In truth, there is a stark lack of evidence that felons would prioritize a candidate’s position on crime before any of their other political stances. Like any other voter, felons consider a candidate’s entire platform and are capable of making informed decisions with their ballot. Often coupled with this shaky assumption is the belief that felons may swing a closely contested election in favor of a particular party. In 2003, speaking on a bill that would restore felons’ right to vote, Marty Connors, then Republican chair of Alabama stated, “As frank as I can be, we’re opposed to it because felons don’t vote Republican.” Once again, these fears are not supported by any data. While ex-felons do tend to lean more Democratic than the average voter, in most cases, their participation in elections would have a negligible effect on overall results.

Ultimately, however, who a felon votes for is irrelevant. Voting is a right, and as with any other right a person may do with it what they see fit. How a person casts their ballot should never be a determinant on whether they should be able to participate in our elections. America has long prided itself in its diversity of opinion and its recognition of minority voices, and disenfranchisement on these grounds violates the basis of a representative democracy. Without the guaranteed right to elect our public officials, Kentuckians convicted of felonies are effectively being stripped of their citizenship.

Furthermore, the belief that the threat of disenfranchisement would stop future crime suffers from the same lack of foundation. In truth, restricting the right to vote works against the well-being of society and increases the rate at which felons reoffend, making disenfranchisement laws criminogenic, encouraging further offenses. Moreover, the idea that suffrage should be a privilege enjoyed by a perfectly law-abiding few is far from universal. Across party lines, a majority of Americans believe that ex-felons should have the right to vote. If impeding electoral participation is supposed to be cutting crime and upholding American democracy, it has failed in both regards.

Additionally, there are several unseen ways in which the restriction of voting access is hurting Kentucky and failing to realize potential benefits. First, states with enhanced voting access policies such as felon re-enfranchisement enjoy greater public health ratings. Likewise, the inverse is true. States that have introduced barriers to civic engagement have lower health outcomes. On top of this, voting functions as a cohesive glue, creating a sense of purpose and belonging within one’s community. Consequently, this increase in voting would likely be coupled with a decrease in recidivism as this same sense of social connectedness has been shown to have an impressive effect on crime reduction.

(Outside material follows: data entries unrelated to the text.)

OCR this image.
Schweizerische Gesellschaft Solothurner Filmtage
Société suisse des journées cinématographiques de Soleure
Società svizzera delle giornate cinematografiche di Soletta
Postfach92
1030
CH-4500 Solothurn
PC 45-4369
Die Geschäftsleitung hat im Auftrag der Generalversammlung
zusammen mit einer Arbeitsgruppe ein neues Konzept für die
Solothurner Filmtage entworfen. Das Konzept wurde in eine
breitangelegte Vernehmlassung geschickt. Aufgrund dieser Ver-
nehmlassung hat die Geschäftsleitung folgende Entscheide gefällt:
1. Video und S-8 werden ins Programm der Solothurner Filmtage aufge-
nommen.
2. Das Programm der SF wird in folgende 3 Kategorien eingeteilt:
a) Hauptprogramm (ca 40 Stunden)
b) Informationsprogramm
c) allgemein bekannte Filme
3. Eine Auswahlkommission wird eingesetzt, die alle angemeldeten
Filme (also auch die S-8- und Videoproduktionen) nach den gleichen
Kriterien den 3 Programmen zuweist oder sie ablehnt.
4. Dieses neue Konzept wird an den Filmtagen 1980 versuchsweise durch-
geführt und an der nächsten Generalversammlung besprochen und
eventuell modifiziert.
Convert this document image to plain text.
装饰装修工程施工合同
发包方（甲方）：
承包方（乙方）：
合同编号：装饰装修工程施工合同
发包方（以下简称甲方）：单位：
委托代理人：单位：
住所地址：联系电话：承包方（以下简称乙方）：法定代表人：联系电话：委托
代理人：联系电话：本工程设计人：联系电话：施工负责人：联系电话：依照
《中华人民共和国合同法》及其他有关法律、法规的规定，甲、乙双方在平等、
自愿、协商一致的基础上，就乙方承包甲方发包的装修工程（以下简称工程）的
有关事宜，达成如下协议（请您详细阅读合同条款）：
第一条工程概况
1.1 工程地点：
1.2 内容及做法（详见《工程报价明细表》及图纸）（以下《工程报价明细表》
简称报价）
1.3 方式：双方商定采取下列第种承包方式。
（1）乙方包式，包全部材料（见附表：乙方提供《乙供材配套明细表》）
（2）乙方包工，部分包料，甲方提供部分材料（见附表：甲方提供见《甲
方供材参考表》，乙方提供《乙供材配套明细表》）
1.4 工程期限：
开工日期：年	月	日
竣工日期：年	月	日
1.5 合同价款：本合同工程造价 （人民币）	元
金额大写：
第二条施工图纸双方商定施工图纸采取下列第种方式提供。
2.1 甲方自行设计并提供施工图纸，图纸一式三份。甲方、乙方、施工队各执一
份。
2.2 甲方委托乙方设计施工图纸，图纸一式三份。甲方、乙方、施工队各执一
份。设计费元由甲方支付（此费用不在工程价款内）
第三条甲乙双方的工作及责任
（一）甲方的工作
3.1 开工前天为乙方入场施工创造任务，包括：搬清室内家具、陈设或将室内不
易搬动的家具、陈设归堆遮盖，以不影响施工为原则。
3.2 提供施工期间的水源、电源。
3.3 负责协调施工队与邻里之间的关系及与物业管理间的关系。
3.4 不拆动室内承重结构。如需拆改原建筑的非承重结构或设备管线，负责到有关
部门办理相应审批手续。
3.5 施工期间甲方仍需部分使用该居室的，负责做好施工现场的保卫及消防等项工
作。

While headway has been made under Governor Andy Beshear with the signing of an executive order reinstating the right to vote for 140,000 non-violent offenders, the benchmarks of fair representation have not been met. Felon suffrage, even for those affected by the directive, is far from guaranteed. It was a mere seven years ago when Governor Matt Bevin, as one of the first actions of his new administration, rescinded an identical 2015 executive order, stating, “While I have been a vocal supporter of the restoration of rights, it is an issue that must be addressed through the legislature and by the will of the people.” This was the last action Governor Bevin took on the issue.  Consequently, with each new gubernatorial election, thousands of Kentucky voters are left wondering if their right to vote is also on the ballot. State leaders have failed to recognize the liberties of felons in hopes to keep them relegated to a state of non-citizenry due to a perceived threat to their own political power. The Kentucky legislature must act now to recognize this injustice and restore the rights of these individuals. These are Kentuckians, who have, by serving their sentence and becoming law-abiding citizens, repaid their debt to society.